Navient Reaches $1.85 Billion Settlement Over Predatory US Student Loan Claims | US student debt

Navient, one of the largest student loan services companies in the United States, has reached a $1.85 billion settlement with a coalition of attorneys general who have accused the company of predatory lending practices.
The payment, which will be used to forgive certain student loans and payments, settles a series of lawsuits that date back to 2017. Several states have accused Navient of steering students into repayment plans with exorbitant interest rates, targeting specifically students with poor credit who were attending for-profit schools with low graduation rates.
Under the settlement, 66,000 people from 39 states and Washington DC, many of whom attended for-profit schools and previously defaulted on their loans, will have their debts forgiven, according to the Washington Post.
Another 350,000 federal borrowers who have been subject to specific types of long-term forbearances will receive part of the settlement — worth $260 per borrower — as part of the company’s payment. In total, Navient is expected to pay $1.7 billion in loan forgiveness and $95 million in payments.

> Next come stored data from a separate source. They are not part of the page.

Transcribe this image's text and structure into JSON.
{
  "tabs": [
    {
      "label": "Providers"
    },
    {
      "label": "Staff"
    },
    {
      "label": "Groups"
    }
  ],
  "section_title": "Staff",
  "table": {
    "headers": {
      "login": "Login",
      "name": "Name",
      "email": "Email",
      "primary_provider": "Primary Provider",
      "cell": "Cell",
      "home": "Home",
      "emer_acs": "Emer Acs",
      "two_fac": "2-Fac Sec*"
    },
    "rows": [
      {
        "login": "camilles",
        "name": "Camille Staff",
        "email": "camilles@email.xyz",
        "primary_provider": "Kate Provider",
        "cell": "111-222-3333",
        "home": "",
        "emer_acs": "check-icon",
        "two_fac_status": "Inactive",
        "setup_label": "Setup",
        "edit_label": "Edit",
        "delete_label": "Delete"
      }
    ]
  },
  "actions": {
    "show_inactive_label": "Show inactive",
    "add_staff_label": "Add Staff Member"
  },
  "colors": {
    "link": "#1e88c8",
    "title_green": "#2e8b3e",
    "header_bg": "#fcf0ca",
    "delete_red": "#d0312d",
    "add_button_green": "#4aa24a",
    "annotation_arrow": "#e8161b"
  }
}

“The predatory practices used by Navient exploited students who wanted nothing more than an education. The company placed borrowers in risky subprime loans, forcing them to take on debt they could never repay,” said Michigan Attorney General Dana Nessel, one of the attorneys general who sued Navient, in a declaration Thursday. “This settlement reflects the responsibility of affected borrowers across the country.”

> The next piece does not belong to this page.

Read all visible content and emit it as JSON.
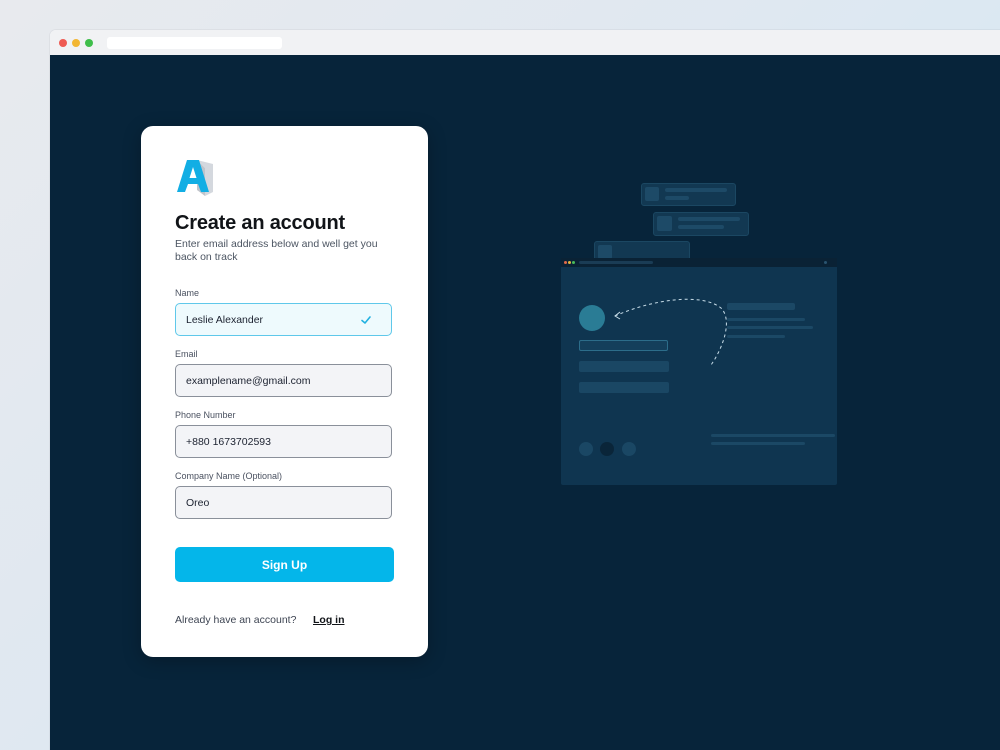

Attorneys general have accused Navient of encouraging students to take costly abstentions instead of directing them to better repayment plans to pay off their loans. Borrowers who signed up for forbearances between January 2010 and March 2015 racked up more than $4 billion in interest after forbearance plans saw accrued interest add to existing loan balances, lawsuits say .
The bulk of the loans in question were handled by student loan company Sallie Mae, whose loan servicing operations eventually branched out in 2014 to Navient, which absorbed the liabilities of most of the assets related to the branch of loan management from Sallie Mae.
Until last fall, Navient was the largest provider of federal student loan services under contract with the Department of Education. In a big shake-up, Navient declined to renew its contract and opted to transfer its 5.6 million federal loan accounts to Maximus, a different loan-serving operation.
Despite the settlement, Navient denied any wrongdoing and said it opted for a settlement instead of paying the cost of resolving each individual lawsuit.
“It’s really about eliminating a long, distracting and expensive process,” Navient CEO Jack Remondi told The Washington Post. “With the ability to explicitly deny the claims that have been made in these cases and the harm to the borrower, I think it is remarkable that we are not abandoning our defense here. We just agree that it it’s time to move on.